The summit opened hours after an early morning killing brought the city’s homicide count for the year to 100.

New Orleans, with a pre-Katrina population of 455,000, had virtually no crime in the months after the storm hit on Aug. 29, 2005, when the city was largely empty.

That changed as the evacuees started returning. In April, murders began occurring regularly, sometimes in groups. The current population is uncertain, though various estimates put it at 200,000 to 250,000.

Guard members and state police were sent to New Orleans shortly after what police called one of the city’s worst acts of violence in 10 years: the fatal shooting of five teenagers in mid-June.

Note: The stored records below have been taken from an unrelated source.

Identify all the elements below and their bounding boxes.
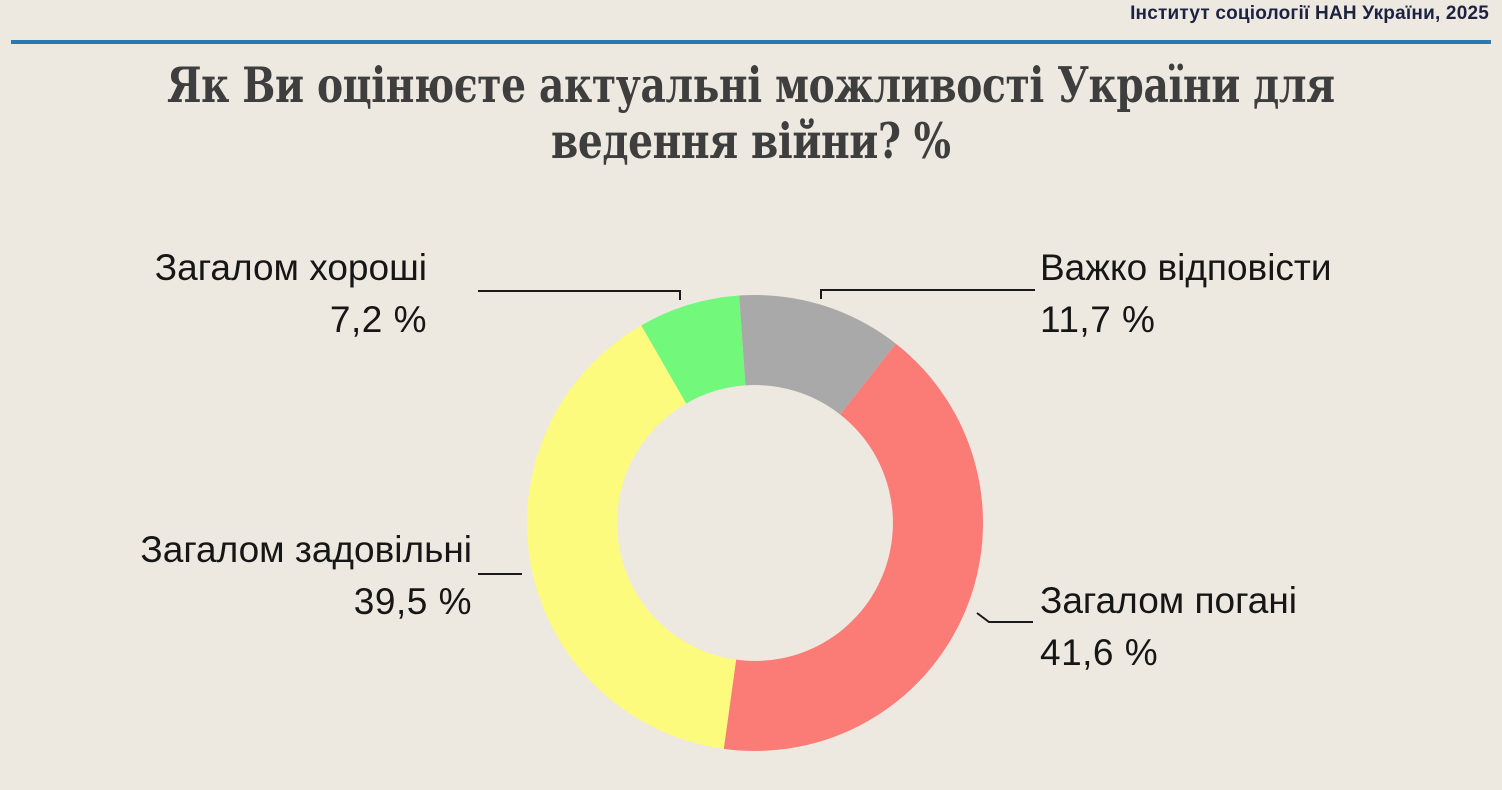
leader-lines <box>478 289 1035 623</box>
callout-satisfactory-value: 39,5 % <box>353 581 472 622</box>
donut-slice-2 <box>527 325 737 749</box>
callout-hard-label: Важко відповісти <box>1040 247 1332 288</box>
donut-slice-0 <box>739 295 896 415</box>
callout-satisfactory: Загалом задовільні 39,5 % <box>140 524 472 628</box>
callout-satisfactory-label: Загалом задовільні <box>140 529 472 570</box>
source-attribution: Інститут соціології НАН України, 2025 <box>1130 3 1489 24</box>
donut-slice-1 <box>723 343 984 752</box>
leader-line-good <box>478 290 681 300</box>
callout-good: Загалом хороші 7,2 % <box>155 242 427 346</box>
chart-title: Як Ви оцінюєте актуальні можливості Укра… <box>0 56 1502 170</box>
callout-good-label: Загалом хороші <box>154 247 427 288</box>
chart-title-line2: ведення війни? % <box>551 111 951 170</box>
callout-good-value: 7,2 % <box>329 299 427 340</box>
callout-hard-value: 11,7 % <box>1040 299 1156 340</box>
donut-slice-3 <box>641 295 746 404</box>
callout-bad: Загалом погані 41,6 % <box>1040 575 1297 679</box>
leader-line-hard <box>820 289 1035 299</box>
leader-line-bad <box>976 612 1033 623</box>
donut-slices <box>527 295 984 752</box>
chart-title-line1: Як Ви оцінюєте актуальні можливості Укра… <box>167 56 1335 114</box>
callout-bad-label: Загалом погані <box>1040 580 1298 621</box>
callout-bad-value: 41,6 % <box>1040 632 1159 673</box>
callout-hard: Важко відповісти 11,7 % <box>1040 242 1332 346</box>
header-rule <box>11 40 1491 44</box>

Over the Labor Day holiday weekend, four people died in 13 shootings in the New Orleans area.

The Guard members and state troopers have helped bolster a police department whose membership fell after the storm by more than 200 to about 1,420. Blanco said the cost to the state will be about $14 million.

On Sept. 16, the governor called the use of troops and state police a stopgap measure to help safeguard the city while other means to deal with crime are developed.

The summit shows the city will no longer tolerate crime, Mayor Ray Nagin said.

“Any crime committed with a gun should be charged at the highest possible count, attempted murder at a minimum,” Nagin said. “And all those crimes must be expedited, put to the front of the line and prosecuted.”

The city also needs to crack down on illegal firearms, Browning said. In 2004 and ’05, police recovered about 1,800 illegal firearms per year, he said.

“So far they this year they have recovered 1,300,” Browning said. “Which is on track to remove the same number with half the population.”

Also Sept. 16, former state Attorney General Richard Leyoub, head of a commission Nagin set up to examine criminal justice, said renovations of the criminal court and parish prison should be completed next month.

Twelve criminal court judges are now sharing seven courtrooms, and so only seven can hear cases at any time. And each can handle no more than six cases a day because the sheriff’s department cannot transport and provide security for more.

“Once we have the building back, all of us can hold court every day,” Judge Calvin Johnson said.